La economía mundial continúa enfrentando un escenario de incertidumbre marcado por la inflación, los altos niveles de deuda, las tensiones comerciales y los efectos de la guerra en Medio Oriente. Sin embargo, el Fondo Monetario Internacional, FMI, considera que la economía global ha demostrado una capacidad de resistencia mayor a la que inicialmente se esperaba.
La directora gerente del organismo, Kristalina Georgieva, explicó este 25 de agosto que uno de los principales desafíos actuales está relacionado con el impacto de las interrupciones en el suministro energético. El cierre del estrecho de Ormuz ha generado preocupación en los mercados internacionales debido a su importancia para el transporte de petróleo y otros recursos energéticos.
Hasta ahora, diferentes factores han permitido amortiguar parte de ese impacto. Entre ellos están el uso de reservas estratégicas de petróleo y gas, el aumento de la oferta energética proveniente de regiones por fuera del Golfo Pérsico, una reducción de la demanda y una mayor capacidad de generación a partir de energías renovables. Algunos países también han recurrido nuevamente al carbón para garantizar el suministro eléctrico.
Pero el FMI advierte que la situación todavía representa un riesgo. Las reservas de petróleo y gas están disminuyendo y la llegada del invierno al hemisferio norte podría aumentar considerablemente la demanda de combustibles y gas. Si los precios del petróleo vuelven a subir con fuerza, podría producirse un nuevo impulso de la inflación y los bancos centrales tendrían que mantener durante más tiempo las tasas de interés elevadas.

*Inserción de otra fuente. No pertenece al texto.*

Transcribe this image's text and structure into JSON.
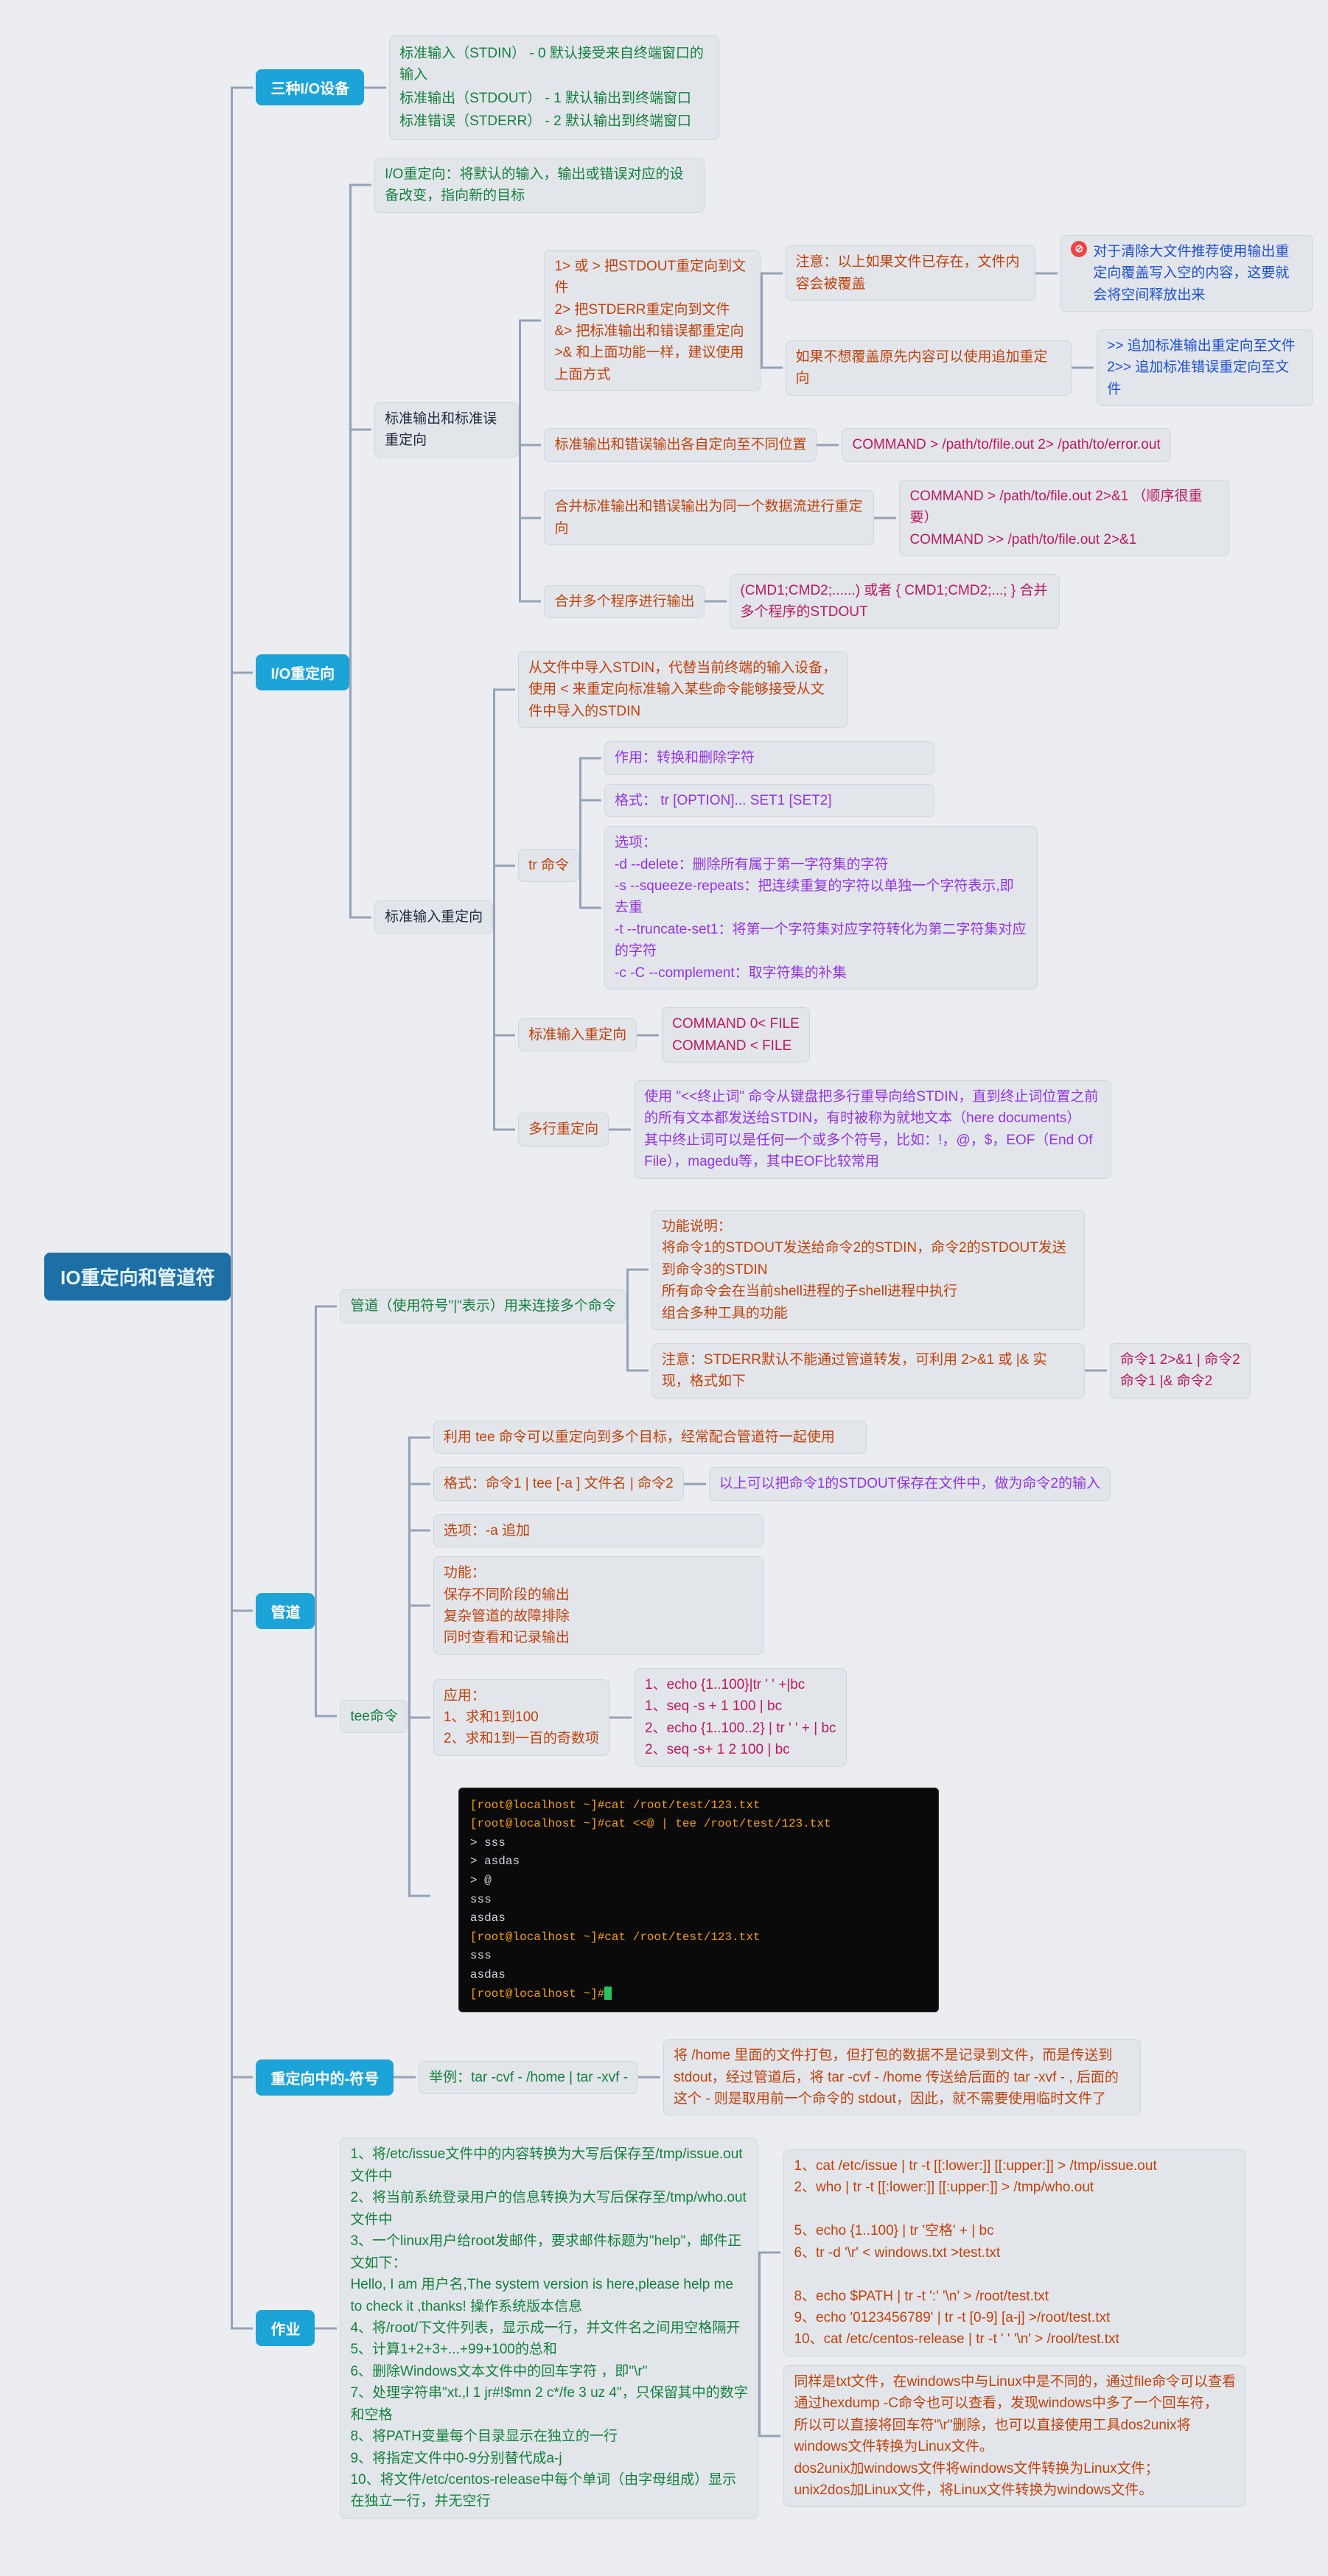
{
  "root": "IO重定向和管道符",
  "b1": {
    "title": "三种I/O设备",
    "stdin": "标准输入（STDIN）  - 0 默认接受来自终端窗口的输入",
    "stdout": "标准输出（STDOUT） - 1 默认输出到终端窗口",
    "stderr": "标准错误（STDERR） - 2 默认输出到终端窗口"
  },
  "b2": {
    "title": "I/O重定向",
    "def": "I/O重定向：将默认的输入，输出或错误对应的设备改变，指向新的目标",
    "out": {
      "title": "标准输出和标准误重定向",
      "rules": "1> 或 >   把STDOUT重定向到文件\n2> 把STDERR重定向到文件\n&> 把标准输出和错误都重定向\n>& 和上面功能一样，建议使用上面方式",
      "warn": "注意：以上如果文件已存在，文件内容会被覆盖",
      "warn_r": "对于清除大文件推荐使用输出重定向覆盖写入空的内容，这要就会将空间释放出来",
      "append": "如果不想覆盖原先内容可以使用追加重定向",
      "append_r": ">> 追加标准输出重定向至文件\n2>> 追加标准错误重定向至文件",
      "sep": "标准输出和错误输出各自定向至不同位置",
      "sep_r": "COMMAND > /path/to/file.out 2> /path/to/error.out",
      "merge": "合并标准输出和错误输出为同一个数据流进行重定向",
      "merge_r": "COMMAND > /path/to/file.out 2>&1   （顺序很重要）\nCOMMAND >> /path/to/file.out 2>&1",
      "multi": "合并多个程序进行输出",
      "multi_r": "(CMD1;CMD2;......) 或者 { CMD1;CMD2;...; } 合并多个程序的STDOUT"
    },
    "in": {
      "title": "标准输入重定向",
      "intro": "从文件中导入STDIN，代替当前终端的输入设备，使用 < 来重定向标准输入某些命令能够接受从文件中导入的STDIN",
      "tr": {
        "title": "tr 命令",
        "use": "作用：转换和删除字符",
        "fmt": "格式： tr [OPTION]... SET1 [SET2]",
        "opts": "选项：\n-d --delete：删除所有属于第一字符集的字符\n-s --squeeze-repeats：把连续重复的字符以单独一个字符表示,即去重\n-t --truncate-set1：将第一个字符集对应字符转化为第二字符集对应的字符\n-c -C --complement：取字符集的补集"
      },
      "redir": "标准输入重定向",
      "redir_r": "COMMAND 0< FILE\nCOMMAND < FILE",
      "heredoc": "多行重定向",
      "heredoc_body": "使用 \"<<终止词\" 命令从键盘把多行重导向给STDIN，直到终止词位置之前的所有文本都发送给STDIN，有时被称为就地文本（here documents）\n其中终止词可以是任何一个或多个符号，比如：!，@，$，EOF（End Of File），magedu等，其中EOF比较常用"
    }
  },
  "b3": {
    "title": "管道",
    "pipe": {
      "title": "管道（使用符号\"|\"表示）用来连接多个命令",
      "desc": "功能说明：\n将命令1的STDOUT发送给命令2的STDIN，命令2的STDOUT发送到命令3的STDIN\n所有命令会在当前shell进程的子shell进程中执行\n组合多种工具的功能",
      "note": "注意：STDERR默认不能通过管道转发，可利用 2>&1 或 |& 实现，格式如下",
      "note_r": "命令1 2>&1 | 命令2\n命令1 |& 命令2"
    },
    "tee": {
      "title": "tee命令",
      "l1": "利用 tee 命令可以重定向到多个目标，经常配合管道符一起使用",
      "l2": "格式：命令1 | tee [-a ] 文件名 | 命令2",
      "l2r": "以上可以把命令1的STDOUT保存在文件中，做为命令2的输入",
      "l3": "选项：-a 追加",
      "l4": "功能：\n保存不同阶段的输出\n复杂管道的故障排除\n同时查看和记录输出",
      "app": "应用：\n1、求和1到100\n2、求和1到一百的奇数项",
      "app_r": "1、echo {1..100}|tr ' ' +|bc\n1、seq -s + 1 100 | bc\n2、echo {1..100..2} | tr ' ' + | bc\n2、seq -s+ 1 2 100 | bc"
    },
    "term": {
      "l1": "[root@localhost ~]#cat /root/test/123.txt",
      "l2": "[root@localhost ~]#cat <<@ | tee /root/test/123.txt",
      "l3": "> sss",
      "l4": "> asdas",
      "l5": "> @",
      "l6": "sss",
      "l7": "asdas",
      "l8": "[root@localhost ~]#cat /root/test/123.txt",
      "l9": "sss",
      "l10": "asdas",
      "l11": "[root@localhost ~]#"
    }
  },
  "b4": {
    "title": "重定向中的-符号",
    "ex": "举例：tar -cvf - /home | tar -xvf -",
    "ex_r": "将 /home 里面的文件打包，但打包的数据不是记录到文件，而是传送到 stdout，经过管道后，将 tar -cvf - /home 传送给后面的 tar -xvf - , 后面的这个 - 则是取用前一个命令的 stdout，因此，就不需要使用临时文件了"
  },
  "b5": {
    "title": "作业",
    "q": "1、将/etc/issue文件中的内容转换为大写后保存至/tmp/issue.out文件中\n2、将当前系统登录用户的信息转换为大写后保存至/tmp/who.out文件中\n3、一个linux用户给root发邮件，要求邮件标题为\"help\"，邮件正文如下：\n    Hello, I am 用户名,The system version is here,please help me to check it ,thanks! 操作系统版本信息\n4、将/root/下文件列表，显示成一行，并文件名之间用空格隔开\n5、计算1+2+3+...+99+100的总和\n6、删除Windows文本文件中的回车字符 ，即\"\\r\"\n7、处理字符串\"xt.,l 1 jr#!$mn 2 c*/fe 3 uz 4\"，只保留其中的数字和空格\n8、将PATH变量每个目录显示在独立的一行\n9、将指定文件中0-9分别替代成a-j\n10、将文件/etc/centos-release中每个单词（由字母组成）显示在独立一行，并无空行",
    "a1": "1、cat /etc/issue | tr -t [[:lower:]] [[:upper:]] > /tmp/issue.out\n2、who | tr -t [[:lower:]] [[:upper:]] > /tmp/who.out\n\n5、echo {1..100} | tr '空格' + | bc\n6、tr -d '\\r' < windows.txt >test.txt\n\n8、echo $PATH | tr -t ':' '\\n' > /root/test.txt\n9、echo '0123456789' | tr -t [0-9] [a-j] >/root/test.txt\n10、cat /etc/centos-release | tr -t ' ' '\\n' > /rool/test.txt",
    "a2": "同样是txt文件，在windows中与Linux中是不同的，通过file命令可以查看通过hexdump -C命令也可以查看，发现windows中多了一个回车符，\n所以可以直接将回车符\"\\r\"删除，也可以直接使用工具dos2unix将windows文件转换为Linux文件。\ndos2unix加windows文件将windows文件转换为Linux文件；\nunix2dos加Linux文件，将Linux文件转换为windows文件。"
  }
}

A esto se suma la preocupación por el crecimiento de la deuda pública. Georgieva señaló que el aumento de los rendimientos de los bonos refleja mayores presiones fiscales en diferentes economías, lo que puede encarecer el financiamiento de los gobiernos y reducir su margen para impulsar el crecimiento.
En medio de este panorama también aparece un factor positivo: la inteligencia artificial. El FMI destaca que la fuerte inversión en esta tecnología, especialmente en Estados Unidos, está impulsando la construcción de centros de datos, la demanda de equipos tecnológicos y la actividad empresarial. Este fenómeno comienza además a extenderse hacia otros países.
El organismo proyecta un crecimiento de la economía mundial cercano al 3 % durante 2026, aunque mantiene la advertencia de que los riesgos siguen inclinándose hacia un escenario menos favorable. La próxima actualización de sus perspectivas económicas está prevista para octubre.
Así, el panorama internacional combina dos fuerzas: por un lado, los problemas derivados de la energía, la inflación y la deuda; y por otro, el impulso de nuevas inversiones, especialmente en inteligencia artificial. Para el FMI, el reto de los próximos meses será mantener la estabilidad económica mientras los países enfrentan un escenario internacional cada vez más incierto.